21 Jun 2017

SCA Rules That Nine-Storey Building in Durban Will Remain

Practice Area(s): Litigation |

On 2 June 2017, the Supreme Court of Appeal (SCA) handed down judgment in Serengeti Rise Industries (Pty) Ltd and Another v Aboobaker N.O and Others, marking the conclusion (for now) to a heated fight that has been raging between property owners in Currie Road in Durban and property developer, Serengeti Rise Industries (“Serengeti”).

The R61 million, nine-storey, high-rise apartment block that Serengeti built on Currie Road on Durban's Berea became a significant bone of contention between neighbouring residents and the developer in October 2014. The development had initially been zoned as General Residential 1 (GR1), but the eThekwini Municipality had approved rezoning of the development to a General Residential 5 (permitting a far larger development). Residents argued that they had not been properly notified about the plans to build the high-rise and thus a monstrosity that blocked their views and infringed on their privacy had been allowed to be built.

The matter came before the Durban High Court in 2015, with the court ruling that the building be partially demolished to comply with the original GR1 zoning. The judge found that public notice rules had not been followed, and subsequent rezoning of the site was unlawful.

On appeal, the SCA found that, while the High Court had found that the rezoning was unlawful, it had made no orders to that effect and therefore any approvals made by the municipality remained valid - thus, Serengeti’s building does not have to be partially demolished. The SCA went on to state that the High Court’s order lacked “certainty and clarity”, and the judge had failed to exercise her discretion in order to grant an order that was “just and equitable”. Taken from the SCA’s judgment:

"The High Court did not review and set aside the rezoning and plan approval. The court made a finding and granted a demolition but did not grant the primary relief…The order also lacks certainty and clarity. On a plain reading of the order, only a portion which exceeds the initial zoning would have to be demolished. There is no description of that portion. No evidence was led in this regard. There was also no evidence on whether the structural integrity of the building could survive the execution of the partial demolition order…It would appear that the only way it could be executed would be the demolition of the entire building… and the court below did not give any consideration to the constitutional proportionality of that remedy."
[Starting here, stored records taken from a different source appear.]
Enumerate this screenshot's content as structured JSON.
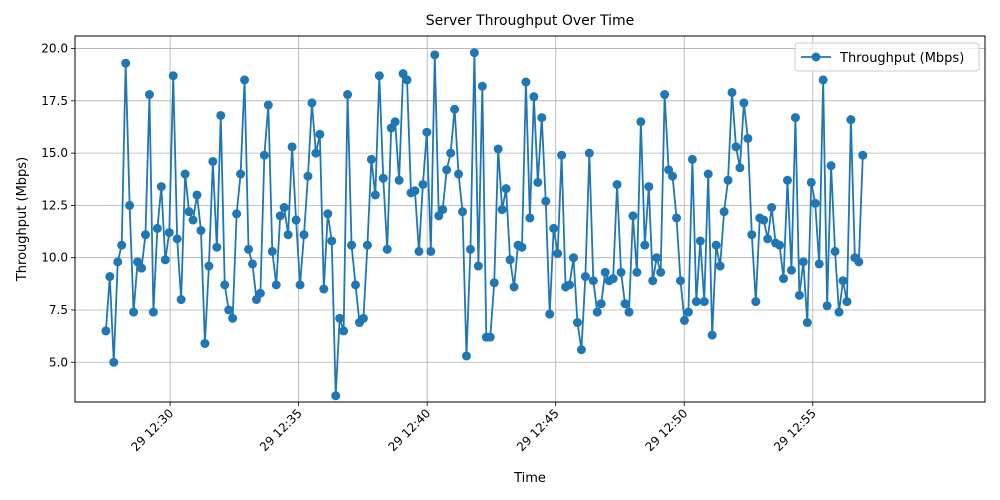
{
  "chart_data": {
    "type": "line",
    "title": "Server Throughput Over Time",
    "xlabel": "Time",
    "ylabel": "Throughput (Mbps)",
    "ylim": [
      3.1,
      20.6
    ],
    "xlim_minutes": [
      26.3,
      61.7
    ],
    "grid": true,
    "legend_position": "top-right",
    "x_ticks": [
      {
        "label": "29 12:30",
        "minute": 30
      },
      {
        "label": "29 12:35",
        "minute": 35
      },
      {
        "label": "29 12:40",
        "minute": 40
      },
      {
        "label": "29 12:45",
        "minute": 45
      },
      {
        "label": "29 12:50",
        "minute": 50
      },
      {
        "label": "29 12:55",
        "minute": 55
      }
    ],
    "y_ticks": [
      {
        "label": "5.0",
        "value": 5
      },
      {
        "label": "7.5",
        "value": 7.5
      },
      {
        "label": "10.0",
        "value": 10
      },
      {
        "label": "12.5",
        "value": 12.5
      },
      {
        "label": "15.0",
        "value": 15
      },
      {
        "label": "17.5",
        "value": 17.5
      },
      {
        "label": "20.0",
        "value": 20
      }
    ],
    "series": [
      {
        "name": "Throughput (Mbps)",
        "color": "#1f77b4",
        "marker": "circle",
        "x_start": "12:27:30",
        "x_step_seconds": 9.25,
        "values": [
          6.5,
          9.1,
          5.0,
          9.8,
          10.6,
          19.3,
          12.5,
          7.4,
          9.8,
          9.5,
          11.1,
          17.8,
          7.4,
          11.4,
          13.4,
          9.9,
          11.2,
          18.7,
          10.9,
          8.0,
          14.0,
          12.2,
          11.8,
          13.0,
          11.3,
          5.9,
          9.6,
          14.6,
          10.5,
          16.8,
          8.7,
          7.5,
          7.1,
          12.1,
          14.0,
          18.5,
          10.4,
          9.7,
          8.0,
          8.3,
          14.9,
          17.3,
          10.3,
          8.7,
          12.0,
          12.4,
          11.1,
          15.3,
          11.8,
          8.7,
          11.1,
          13.9,
          17.4,
          15.0,
          15.9,
          8.5,
          12.1,
          10.8,
          3.4,
          7.1,
          6.5,
          17.8,
          10.6,
          8.7,
          6.9,
          7.1,
          10.6,
          14.7,
          13.0,
          18.7,
          13.8,
          10.4,
          16.2,
          16.5,
          13.7,
          18.8,
          18.5,
          13.1,
          13.2,
          10.3,
          13.5,
          16.0,
          10.3,
          19.7,
          12.0,
          12.3,
          14.2,
          15.0,
          17.1,
          14.0,
          12.2,
          5.3,
          10.4,
          19.8,
          9.6,
          18.2,
          6.2,
          6.2,
          8.8,
          15.2,
          12.3,
          13.3,
          9.9,
          8.6,
          10.6,
          10.5,
          18.4,
          11.9,
          17.7,
          13.6,
          16.7,
          12.7,
          7.3,
          11.4,
          10.2,
          14.9,
          8.6,
          8.7,
          10.0,
          6.9,
          5.6,
          9.1,
          15.0,
          8.9,
          7.4,
          7.8,
          9.3,
          8.9,
          9.0,
          13.5,
          9.3,
          7.8,
          7.4,
          12.0,
          9.3,
          16.5,
          10.6,
          13.4,
          8.9,
          10.0,
          9.3,
          17.8,
          14.2,
          13.9,
          11.9,
          8.9,
          7.0,
          7.4,
          14.7,
          7.9,
          10.8,
          7.9,
          14.0,
          6.3,
          10.6,
          9.6,
          12.2,
          13.7,
          17.9,
          15.3,
          14.3,
          17.4,
          15.7,
          11.1,
          7.9,
          11.9,
          11.8,
          10.9,
          12.4,
          10.7,
          10.6,
          9.0,
          13.7,
          9.4,
          16.7,
          8.2,
          9.8,
          6.9,
          13.6,
          12.6,
          9.7,
          18.5,
          7.7,
          14.4,
          10.3,
          7.4,
          8.9,
          7.9,
          16.6,
          10.0,
          9.8,
          14.9
        ]
      }
    ]
  }
}
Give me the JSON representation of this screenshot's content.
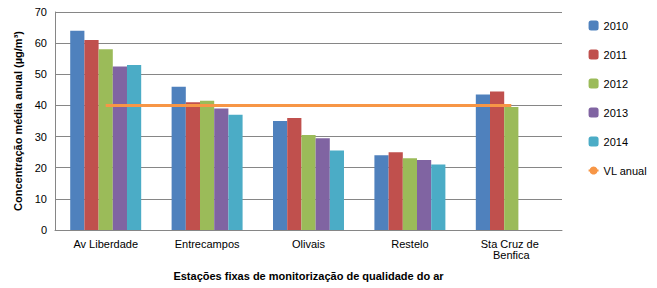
{
  "chart_data": {
    "type": "bar",
    "x_label": "Estações fixas de monitorização de qualidade do ar",
    "y_label": "Concentração média anual (µg/m³)",
    "categories": [
      "Av Liberdade",
      "Entrecampos",
      "Olivais",
      "Restelo",
      "Sta Cruz de Benfica"
    ],
    "series": [
      {
        "name": "2010",
        "color": "#4F81BD",
        "type": "bar",
        "values": [
          64,
          46,
          35,
          24,
          43.5
        ]
      },
      {
        "name": "2011",
        "color": "#C0504D",
        "type": "bar",
        "values": [
          61,
          41,
          36,
          25,
          44.5
        ]
      },
      {
        "name": "2012",
        "color": "#9BBB59",
        "type": "bar",
        "values": [
          58,
          41.5,
          30.5,
          23,
          39.5
        ]
      },
      {
        "name": "2013",
        "color": "#8064A2",
        "type": "bar",
        "values": [
          52.5,
          39,
          29.5,
          22.5,
          null
        ]
      },
      {
        "name": "2014",
        "color": "#4BACC6",
        "type": "bar",
        "values": [
          53,
          37,
          25.5,
          21,
          null
        ]
      },
      {
        "name": "VL anual",
        "color": "#F79646",
        "type": "line",
        "values": [
          40,
          40,
          40,
          40,
          40
        ]
      }
    ],
    "ylim": [
      0,
      70
    ],
    "yticks": [
      0,
      10,
      20,
      30,
      40,
      50,
      60,
      70
    ],
    "grid": true,
    "legend": "right"
  }
}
This matter will move on to the Constitutional Court, announced on 20 June,  as Advocate Tayob Aboobaker,  one of the residents in a unit immediately adjacent to the offending building, was of the view that the SCA could have remedied any deficiencies in the High Court order itself, or could have referred the order back to the High Court. After the judgment was handed down, Aboobaker stated: “Private dealings between the developer and the municipality offend the principle of legality, and we have no doubt that the Constitutional Court will not sanction irregular and unlawful conduct.”